Mon, Oct 25, 1999 - Page 1 News List

Indonesia's new president unveils his vision for future

REUTERS , JIMBARAN, INDONESIA

Indonesia's new president yesterday mapped out his vision for the troubled nation, promising to revive its economy and soothe communal tensions threatening to tear it apart.

Calling for a clean break with the Suharto era, Abdurrahman Wahid said most of Indonesia's problems were caused by the failure to narrow the wealth gap, defiance of the law and by too much control from Jakarta.

"Many of the problems of the past [were] ... because of mistakes in policy -- we didn't stress the need to increase incomes for the people," he said in his first major speech since winning the helm of the world's fourth most-populous country on Wednesday.

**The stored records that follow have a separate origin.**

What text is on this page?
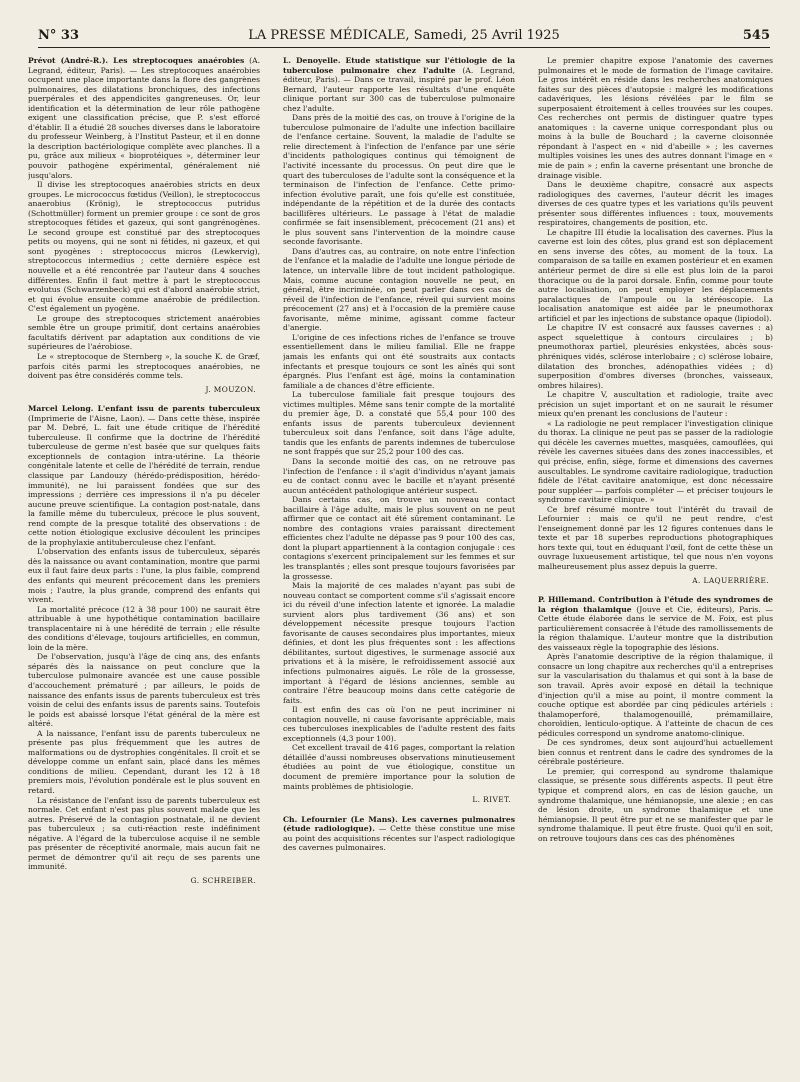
N° 33	LA PRESSE MÉDICALE, Samedi, 25 Avril 1925	545

Prévot (André-R.). Les streptocoques anaérobies (A. Legrand, éditeur, Paris). — Les streptocoques anaérobies occupent une place importante dans la flore des gangrènes pulmonaires, des dilatations bronchiques, des infections puerpérales et des appendicites gangreneuses. Or, leur identification et la détermination de leur rôle pathogène exigent une classification précise, que P. s'est efforcé d'établir. Il a étudié 28 souches diverses dans le laboratoire du professeur Weinberg, à l'Institut Pasteur, et il en donne la description bactériologique complète avec planches. Il a pu, grâce aux milieux « bioprotéiques », déterminer leur pouvoir pathogène expérimental, généralement nié jusqu'alors.

Il divise les streptocoques anaérobies stricts en deux groupes. Le micrococcus fœtidus (Veillon), le streptococcus anaerobius (Krönig), le streptococcus putridus (Schottmüller) forment un premier groupe : ce sont de gros streptocoques fétides et gazeux, qui sont gangrénogènes. Le second groupe est constitué par des streptocoques petits ou moyens, qui ne sont ni fétides, ni gazeux, et qui sont pyogènes : streptococcus micros (Lewkervig), streptococcus intermedius ; cette dernière espèce est nouvelle et a été rencontrée par l'auteur dans 4 souches différentes. Enfin il faut mettre à part le streptococcus evolutus (Schwarzenbeck) qui est d'abord anaérobie strict, et qui évolue ensuite comme anaérobie de prédilection. C'est également un pyogène.

Le groupe des streptocoques strictement anaérobies semble être un groupe primitif, dont certains anaérobies facultatifs dérivent par adaptation aux conditions de vie supérieures de l'aérobiose.

Le « streptocoque de Sternberg », la souche K. de Græf, parfois cités parmi les streptocoques anaérobies, ne doivent pas être considérés comme tels.

J. MOUZON.

Marcel Lelong. L'enfant issu de parents tuberculeux (Imprimerie de l'Aisne, Laon). — Dans cette thèse, inspirée par M. Debré, L. fait une étude critique de l'hérédité tuberculeuse. Il confirme que la doctrine de l'hérédité tuberculeuse de germe n'est basée que sur quelques faits exceptionnels de contagion intra-utérine. La théorie congénitale latente et celle de l'hérédité de terrain, rendue classique par Landouzy (hérédo-prédisposition, hérédo-immunité), ne lui paraissent fondées que sur des impressions ; derrière ces impressions il n'a pu déceler aucune preuve scientifique. La contagion post-natale, dans la famille même du tuberculeux, précoce le plus souvent, rend compte de la presque totalité des observations : de cette notion étiologique exclusive découlent les principes de la prophylaxie antituberculeuse chez l'enfant.

L'observation des enfants issus de tuberculeux, séparés dès la naissance ou avant contamination, montre que parmi eux il faut faire deux parts : l'une, la plus faible, comprend des enfants qui meurent précocement dans les premiers mois ; l'autre, la plus grande, comprend des enfants qui vivent.

La mortalité précoce (12 à 38 pour 100) ne saurait être attribuable à une hypothétique contamination bacillaire transplacentaire ni à une hérédité de terrain ; elle résulte des conditions d'élevage, toujours artificielles, en commun, loin de la mère.

De l'observation, jusqu'à l'âge de cinq ans, des enfants séparés dès la naissance on peut conclure que la tuberculose pulmonaire avancée est une cause possible d'accouchement prématuré ; par ailleurs, le poids de naissance des enfants issus de parents tuberculeux est très voisin de celui des enfants issus de parents sains. Toutefois le poids est abaissé lorsque l'état général de la mère est altéré.

A la naissance, l'enfant issu de parents tuberculeux ne présente pas plus fréquemment que les autres de malformations ou de dystrophies congénitales. Il croît et se développe comme un enfant sain, placé dans les mêmes conditions de milieu. Cependant, durant les 12 à 18 premiers mois, l'évolution pondérale est le plus souvent en retard.

La résistance de l'enfant issu de parents tuberculeux est normale. Cet enfant n'est pas plus souvent malade que les autres. Préservé de la contagion postnatale, il ne devient pas tuberculeux ; sa cuti-réaction reste indéfiniment négative. A l'égard de la tuberculose acquise il ne semble pas présenter de réceptivité anormale, mais aucun fait ne permet de démontrer qu'il ait reçu de ses parents une immunité.

G. SCHREIBER.

L. Denoyelle. Etude statistique sur l'étiologie de la tuberculose pulmonaire chez l'adulte (A. Legrand, éditeur, Paris). — Dans ce travail, inspiré par le prof. Léon Bernard, l'auteur rapporte les résultats d'une enquête clinique portant sur 300 cas de tuberculose pulmonaire chez l'adulte.

Dans près de la moitié des cas, on trouve à l'origine de la tuberculose pulmonaire de l'adulte une infection bacillaire de l'enfance certaine. Souvent, la maladie de l'adulte se relie directement à l'infection de l'enfance par une série d'incidents pathologiques continus qui témoignent de l'activité incessante du processus. On peut dire que le quart des tuberculoses de l'adulte sont la conséquence et la terminaison de l'infection de l'enfance. Cette primo-infection évolutive paraît, une fois qu'elle est constituée, indépendante de la répétition et de la durée des contacts bacillifères ultérieurs. Le passage à l'état de maladie confirmée se fait insensiblement, précocement (21 ans) et le plus souvent sans l'intervention de la moindre cause seconde favorisante.

Dans d'autres cas, au contraire, on note entre l'infection de l'enfance et la maladie de l'adulte une longue période de latence, un intervalle libre de tout incident pathologique. Mais, comme aucune contagion nouvelle ne peut, en général, être incriminée, on peut parler dans ces cas de réveil de l'infection de l'enfance, réveil qui survient moins précocement (27 ans) et à l'occasion de la première cause favorisante, même minime, agissant comme facteur d'anergie.

L'origine de ces infections riches de l'enfance se trouve essentiellement dans le milieu familial. Elle ne frappe jamais les enfants qui ont été soustraits aux contacts infectants et presque toujours ce sont les aînés qui sont épargnés. Plus l'enfant est âgé, moins la contamination familiale a de chances d'être efficiente.

La tuberculose familiale fait presque toujours des victimes multiples. Même sans tenir compte de la mortalité du premier âge, D. a constaté que 55,4 pour 100 des enfants issus de parents tuberculeux deviennent tuberculeux soit dans l'enfance, soit dans l'âge adulte, tandis que les enfants de parents indemnes de tuberculose ne sont frappés que sur 25,2 pour 100 des cas.

Dans la seconde moitié des cas, on ne retrouve pas l'infection de l'enfance : il s'agit d'individus n'ayant jamais eu de contact connu avec le bacille et n'ayant présenté aucun antécédent pathologique antérieur suspect.

Dans certains cas, on trouve un nouveau contact bacillaire à l'âge adulte, mais le plus souvent on ne peut affirmer que ce contact ait été sûrement contaminant. Le nombre des contagions vraies paraissant directement efficientes chez l'adulte ne dépasse pas 9 pour 100 des cas, dont la plupart appartiennent à la contagion conjugale : ces contagions s'exercent principalement sur les femmes et sur les transplantés ; elles sont presque toujours favorisées par la grossesse.

Mais la majorité de ces malades n'ayant pas subi de nouveau contact se comportent comme s'il s'agissait encore ici du réveil d'une infection latente et ignorée. La maladie survient alors plus tardivement (36 ans) et son développement nécessite presque toujours l'action favorisante de causes secondaires plus importantes, mieux définies, et dont les plus fréquentes sont : les affections débilitantes, surtout digestives, le surmenage associé aux privations et à la misère, le refroidissement associé aux infections pulmonaires aiguës. Le rôle de la grossesse, important à l'égard de lésions anciennes, semble au contraire l'être beaucoup moins dans cette catégorie de faits.

Il est enfin des cas où l'on ne peut incriminer ni contagion nouvelle, ni cause favorisante appréciable, mais ces tuberculoses inexplicables de l'adulte restent des faits exceptionnels (4,3 pour 100).

Cet excellent travail de 416 pages, comportant la relation détaillée d'aussi nombreuses observations minutieusement étudiées au point de vue étiologique, constitue un document de première importance pour la solution de maints problèmes de phtisiologie.

L. RIVET.

Ch. Lefournier (Le Mans). Les cavernes pulmonaires (étude radiologique). — Cette thèse constitue une mise au point des acquisitions récentes sur l'aspect radiologique des cavernes pulmonaires.

Le premier chapitre expose l'anatomie des cavernes pulmonaires et le mode de formation de l'image cavitaire. Le gros intérêt en réside dans les recherches anatomiques faites sur des pièces d'autopsie : malgré les modifications cadavériques, les lésions révélées par le film se superposaient étroitement à celles trouvées sur les coupes. Ces recherches ont permis de distinguer quatre types anatomiques : la caverne unique correspondant plus ou moins à la bulle de Bouchard ; la caverne cloisonnée répondant à l'aspect en « nid d'abeille » ; les cavernes multiples voisines les unes des autres donnant l'image en « mie de pain » ; enfin la caverne présentant une bronche de drainage visible.

Dans le deuxième chapitre, consacré aux aspects radiologiques des cavernes, l'auteur décrit les images diverses de ces quatre types et les variations qu'ils peuvent présenter sous différentes influences : toux, mouvements respiratoires, changements de position, etc.

Le chapitre III étudie la localisation des cavernes. Plus la caverne est loin des côtes, plus grand est son déplacement en sens inverse des côtes, au moment de la toux. La comparaison de sa taille en examen postérieur et en examen antérieur permet de dire si elle est plus loin de la paroi thoracique ou de la paroi dorsale. Enfin, comme pour toute autre localisation, on peut employer les déplacements paralactiques de l'ampoule ou la stéréoscopie. La localisation anatomique est aidée par le pneumothorax artificiel et par les injections de substance opaque (lipiodol).

Le chapitre IV est consacré aux fausses cavernes : a) aspect squelettique à contours circulaires ; b) pneumothorax partiel, pleurésies enkystées, abcès sous-phréniques vidés, sclérose interlobaire ; c) sclérose lobaire, dilatation des bronches, adénopathies vidées ; d) superposition d'ombres diverses (bronches, vaisseaux, ombres hilaires).

Le chapitre V, auscultation et radiologie, traite avec précision un sujet important et on ne saurait le résumer mieux qu'en prenant les conclusions de l'auteur :

« La radiologie ne peut remplacer l'investigation clinique du thorax. La clinique ne peut pas se passer de la radiologie qui décèle les cavernes muettes, masquées, camouflées, qui révèle les cavernes situées dans des zones inaccessibles, et qui précise, enfin, siège, forme et dimensions des cavernes auscultables. Le syndrome cavitaire radiologique, traduction fidèle de l'état cavitaire anatomique, est donc nécessaire pour suppléer — parfois compléter — et préciser toujours le syndrome cavitaire clinique. »

Ce bref résumé montre tout l'intérêt du travail de Lefournier : mais ce qu'il ne peut rendre, c'est l'enseignement donné par les 12 figures contenues dans le texte et par 18 superbes reproductions photographiques hors texte qui, tout en éduquant l'œil, font de cette thèse un ouvrage luxueusement artistique, tel que nous n'en voyons malheureusement plus assez depuis la guerre.

A. LAQUERRIÈRE.

P. Hillemand. Contribution à l'étude des syndromes de la région thalamique (Jouve et Cie, éditeurs), Paris. — Cette étude élaborée dans le service de M. Foix, est plus particulièrement consacrée à l'étude des ramollissements de la région thalamique. L'auteur montre que la distribution des vaisseaux règle la topographie des lésions.

Après l'anatomie descriptive de la région thalamique, il consacre un long chapitre aux recherches qu'il a entreprises sur la vascularisation du thalamus et qui sont à la base de son travail. Après avoir exposé en détail la technique d'injection qu'il a mise au point, il montre comment la couche optique est abordée par cinq pédicules artériels : thalamoperforé, thalamogenouillé, prémamillaire, choroïdien, lenticulo-optique. A l'atteinte de chacun de ces pédicules correspond un syndrome anatomo-clinique.

De ces syndromes, deux sont aujourd'hui actuellement bien connus et rentrent dans le cadre des syndromes de la cérébrale postérieure.

Le premier, qui correspond au syndrome thalamique classique, se présente sous différents aspects. Il peut être typique et comprend alors, en cas de lésion gauche, un syndrome thalamique, une hémianopsie, une alexie ; en cas de lésion droite, un syndrome thalamique et une hémianopsie. Il peut être pur et ne se manifester que par le syndrome thalamique. Il peut être fruste. Quoi qu'il en soit, on retrouve toujours dans ces cas des phénomènes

But he said he was forced to choose some of his new Cabinet, to be announced soon, from the discredited Cabinets of his predecessors B.J. Habibie and Suharto, because he had had to repay the political debts that secured his election by the nation's top legislature on Wednesday.

"To attain the presidency, I had to make compromises. And among the compromises, I have to take several people into the Cabinet who maybe were from the past Cabinet also," he said.

But he said they would have to "follow the current government's interest in honesty, in fairness and, more importantly, in our economic development."

Wahid, in an often humorous and self-deprecating 40-minute speech, said he wanted to give the provinces more power in a special federal system which would break from the tough central control imposed by Suharto.

Suharto was ousted in May 1998 and replaced by his prot?g? Habibie, who lost his bid for a second term last week.

Wahid said he would foster private enterprise and encourage foreign investment to help turn the economy around from its worst crisis in three decades.

"We are not able to make it on our own without capital from outside," he told a conference of diplomats, financial traders and academics.

Wahid promised to boost his rag-tag navy to protect marine resources, but at the same time pledged to continue pushing the military out of its traditional political role.

He was speaking at a luxury resort on the island of Bali, where two days of rioting greeted his surprise win over popular part-Balinese presidential rival Megawati Sukarnoputri, whose party won a separate parliamentary election in June.

The top legislature which appointed Wahid elected Megawati vice president on Thursday amid fears there would be an explosion of violence across the country if her frustrated supporters took to the streets.

Just a few kilometers from where Wahid spoke,the entrance to the exclusive tourist precinct of Nusa Dua bore the scars of the riots.

Traffic lights had been torn down and walls and storefronts destroyed.

Aides said Megawati declined Wahid's invitation to go to Bali to meet community leaders to appeal for calm because she was too busy receiving guests.

The president appealed for Indonesians to put aside their differences and said he and Megawati would personally take charge of bringing peace to troubled areas across the archipelago.